QOTD

May. 9th, 2013 11:23 am
geekchick: (cloud of depression)
[personal profile] geekchick
(If you've wondered why I've been so quiet here for ages, and/or why I haven't been doing a lot socially, the first paragraph is at least a partial explanation.)

Allie at Hyperbole and a Half, Depression, Part Two:

At first, I'd try to explain that it's not really negativity or sadness anymore, it's more just this detached, meaningless fog where you can't feel anything about anything — even the things you love, even fun things — and you're horribly bored and lonely, but since you've lost your ability to connect with any of the things that would normally make you feel less bored and lonely, you're stuck in the boring, lonely, meaningless void without anything to distract you from how boring, lonely, and meaningless it is.

But people want to help. So they try harder to make you feel hopeful and positive about the situation. You explain it again, hoping they'll try a less hope-centric approach, but re-explaining your total inability to experience joy inevitably sounds kind of negative; like maybe you WANT to be depressed. The positivity starts coming out in a spray — a giant, desperate happiness sprinkler pointed directly at your face. And it keeps going like that until you're having this weird argument where you're trying to convince the person that you are far too hopeless for hope just so they'll give up on their optimism crusade and let you go back to feeling bored and lonely by yourself.

And that's the most frustrating thing about depression. It isn't always something you can fight back against with hope. It isn't even something — it's nothing. And you can't combat nothing. You can't fill it up. You can't cover it. It's just there, pulling the meaning out of everything. That being the case, all the hopeful, proactive solutions start to sound completely insane in contrast to the scope of the problem.


If you never read it the first time around, her post Adventures in Depression is also excellent for understanding what it's like. [Edit: For me, at any rate.]
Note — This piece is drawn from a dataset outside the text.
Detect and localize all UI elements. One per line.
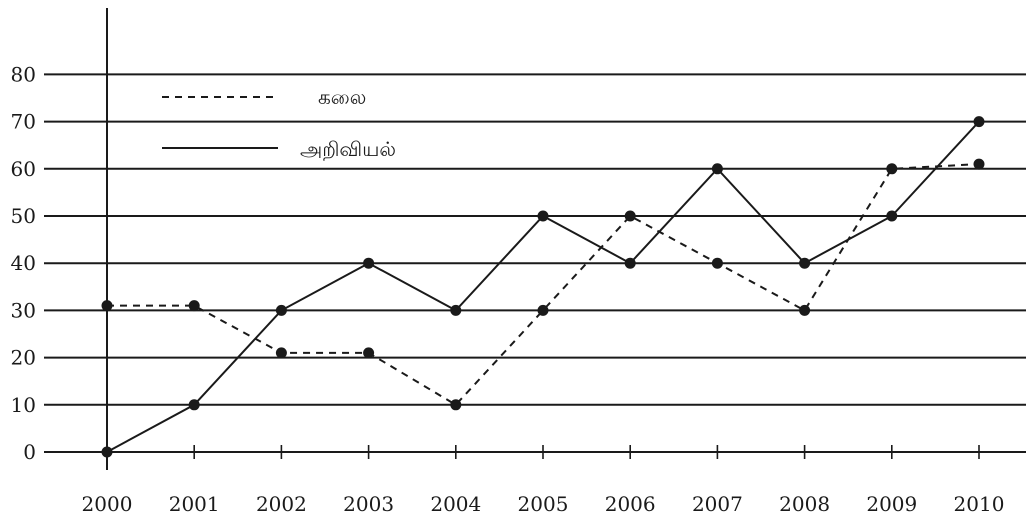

Date: 2013-05-09 04:18 pm (UTC)
From: [identity profile] brian1789.livejournal.com
(nods) hope I struck a reasonable balance and didn't spray you with positivity this weekend... I was trying to engage and distract... kind of like trying to offer a hand through the fog, rather than convince you it wasn't (or shouldn't somehow) be there.

(gentle hug)

Date: 2013-05-10 01:12 am (UTC)
From: [identity profile] rednikki.livejournal.com
It was a great post. I found myself nodding along all the way. There's a couple of different kinds of depression, and she nailed down a specific type that I think some people are less familiar with.

Date: 2013-05-10 03:05 am (UTC)
From: [identity profile] just-the-ash.livejournal.com
That was nail-on-head for me. I go to the doctor so people will stop making that sound. I know perfectly well what -- who, rather -- triggered this latest bout, and I know that it's over bullshit, and I wouldn't change a thing about standing up on my sister's behalf. But hell's bells, it's like being flattened by a steamroller in a Warner Brothers cartoon. All I can do is blink at the camera and hope to become 3-D again eventually.
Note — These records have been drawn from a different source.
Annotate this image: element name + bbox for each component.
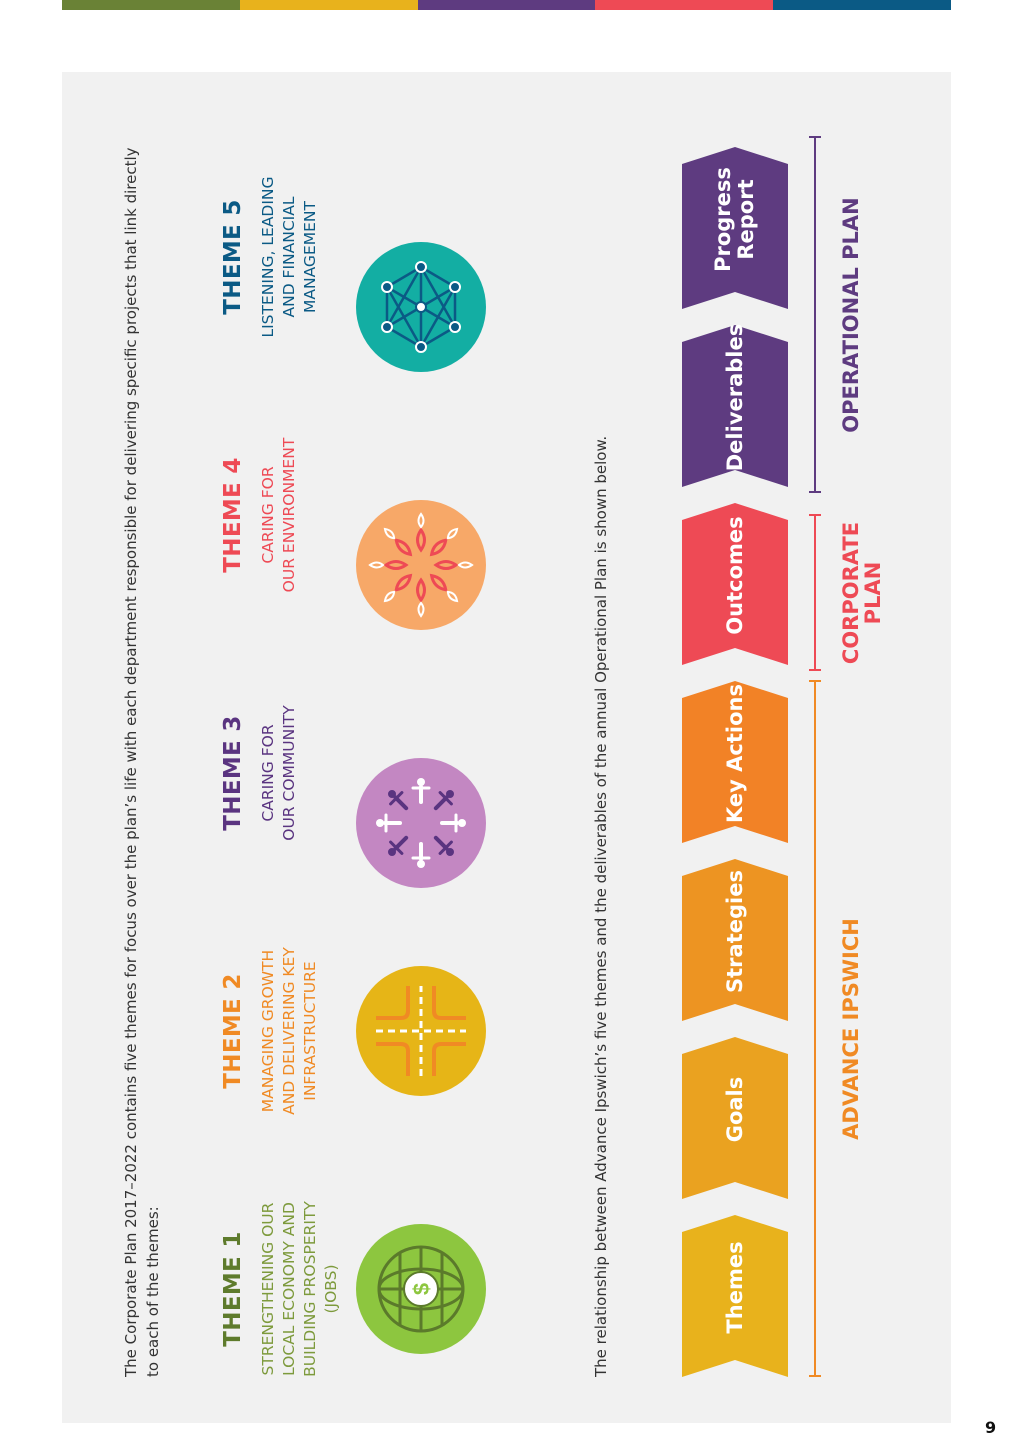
theme-3-subtitle-line: CARING FOR <box>259 724 277 822</box>
flow-label-progress-report: Progress Report <box>682 147 788 292</box>
leaves-circle-icon <box>356 500 486 630</box>
flow-step-strategies <box>682 859 788 1021</box>
flow-label-deliverables-text: Deliverables <box>723 323 747 472</box>
strip-segment-purple <box>417 0 596 10</box>
theme-3-subtitle: CARING FOR OUR COMMUNITY <box>258 658 300 888</box>
flow-step-outcomes <box>682 503 788 665</box>
flow-label-goals: Goals <box>682 1037 788 1182</box>
corporate-plan-bracket <box>809 514 821 671</box>
network-icon <box>356 242 486 372</box>
top-color-strip <box>62 0 951 10</box>
theme-4-subtitle-line: CARING FOR <box>259 466 277 564</box>
road-intersection-icon <box>356 966 486 1096</box>
theme-3: THEME 3 CARING FOR OUR COMMUNITY <box>220 658 300 888</box>
operational-plan-label: OPERATIONAL PLAN <box>839 197 863 433</box>
flow-label-outcomes: Outcomes <box>682 503 788 648</box>
theme-4-subtitle: CARING FOR OUR ENVIRONMENT <box>258 400 300 630</box>
strip-segment-yellow <box>239 0 418 10</box>
corporate-plan-label: CORPORATE PLAN <box>839 515 885 671</box>
corporate-plan-label-line: CORPORATE <box>839 521 863 665</box>
corporate-plan-label-line: PLAN <box>861 561 885 625</box>
theme-1-subtitle-line: LOCAL ECONOMY AND <box>280 1202 298 1376</box>
people-circle-icon <box>356 758 486 888</box>
advance-ipswich-label: ADVANCE IPSWICH <box>839 918 863 1140</box>
theme-2-subtitle-line: MANAGING GROWTH <box>259 949 277 1113</box>
flow-step-themes <box>682 1215 788 1377</box>
theme-5-subtitle-line: LISTENING, LEADING <box>259 176 277 338</box>
theme-2: THEME 2 MANAGING GROWTH AND DELIVERING K… <box>220 916 321 1146</box>
theme-5-subtitle-line: MANAGEMENT <box>301 201 319 313</box>
flow-label-themes-text: Themes <box>723 1241 747 1334</box>
flow-step-progress-report <box>682 147 788 309</box>
operational-plan-bracket <box>809 136 821 493</box>
theme-4-title: THEME 4 <box>220 457 246 573</box>
flow-label-themes: Themes <box>682 1215 788 1360</box>
flow-chevrons <box>682 147 788 1377</box>
theme-4: THEME 4 CARING FOR OUR ENVIRONMENT <box>220 400 300 630</box>
svg-text:$: $ <box>409 1283 434 1295</box>
flow-label-key-actions: Key Actions <box>682 681 788 826</box>
flow-label-outcomes-text: Outcomes <box>723 516 747 635</box>
theme-1: THEME 1 STRENGTHENING OUR LOCAL ECONOMY … <box>220 1174 342 1404</box>
theme-3-subtitle-line: OUR COMMUNITY <box>280 705 298 841</box>
flow-label-progress-report-line: Progress <box>711 167 735 272</box>
flow-label-progress-report-line: Report <box>734 179 758 260</box>
globe-dollar-icon: $ <box>356 1224 486 1354</box>
theme-2-subtitle-line: INFRASTRUCTURE <box>301 961 319 1101</box>
theme-1-subtitle-line: STRENGTHENING OUR <box>259 1202 277 1376</box>
theme-1-subtitle-line: BUILDING PROSPERITY <box>301 1201 319 1377</box>
theme-5-subtitle-line: AND FINANCIAL <box>280 196 298 318</box>
flow-label-strategies-text: Strategies <box>723 870 747 993</box>
theme-1-title: THEME 1 <box>220 1231 246 1347</box>
flow-label-key-actions-text: Key Actions <box>723 684 747 823</box>
theme-4-subtitle-line: OUR ENVIRONMENT <box>280 437 298 593</box>
flow-label-deliverables: Deliverables <box>682 323 788 472</box>
theme-2-title: THEME 2 <box>220 973 246 1089</box>
theme-1-subtitle: STRENGTHENING OUR LOCAL ECONOMY AND BUIL… <box>258 1174 342 1404</box>
advance-ipswich-bracket <box>809 680 821 1377</box>
theme-2-subtitle-line: AND DELIVERING KEY <box>280 947 298 1115</box>
flow-step-key-actions <box>682 681 788 843</box>
relationship-paragraph: The relationship between Advance Ipswich… <box>592 435 610 1377</box>
theme-5-title: THEME 5 <box>220 199 246 315</box>
flow-label-goals-text: Goals <box>723 1076 747 1143</box>
rotated-content: The Corporate Plan 2017–2022 contains fi… <box>62 72 951 1423</box>
intro-paragraph: The Corporate Plan 2017–2022 contains fi… <box>122 147 162 1377</box>
theme-5: THEME 5 LISTENING, LEADING AND FINANCIAL… <box>220 142 321 372</box>
planning-flow: Themes Goals Strategies Key Actions Outc… <box>682 127 788 1377</box>
strip-segment-blue <box>773 0 951 10</box>
content-panel: The Corporate Plan 2017–2022 contains fi… <box>62 72 951 1423</box>
flow-step-goals <box>682 1037 788 1199</box>
theme-3-title: THEME 3 <box>220 715 246 831</box>
flow-label-strategies: Strategies <box>682 859 788 1004</box>
strip-segment-red <box>595 0 774 10</box>
theme-5-subtitle: LISTENING, LEADING AND FINANCIAL MANAGEM… <box>258 142 321 372</box>
theme-1-subtitle-line: (JOBS) <box>322 1264 340 1314</box>
flow-step-deliverables <box>682 325 788 487</box>
page-number: 9 <box>985 1418 997 1437</box>
strip-segment-green <box>62 0 240 10</box>
theme-2-subtitle: MANAGING GROWTH AND DELIVERING KEY INFRA… <box>258 916 321 1146</box>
Date: 2013-05-10 03:28 am (UTC)
From: [identity profile] datagoddess.livejournal.com
I'm always darkly amused when I admit to suicidal planning, because it makes everyone other than Dan freak out. I use it more as a gauge of how broken my brain is, kind of like how I know when the weather is changing because my knee hurts differently.

Date: 2013-05-10 10:28 am (UTC)
From: [identity profile] vizsludraugas.livejournal.com
I thought of you when I read that. *hugs*

Date: 2013-05-11 06:08 am (UTC)
From: [identity profile] telnar.livejournal.com
I don't pretend to understand what that feels like, but one thought which came to mind was that if hope doesn't work as a model, what about framing short run tasks as building infrastructure? There are probably things you can accomplish now which you can predict that you'll be glad to have done in the future, even though they don't feel important today.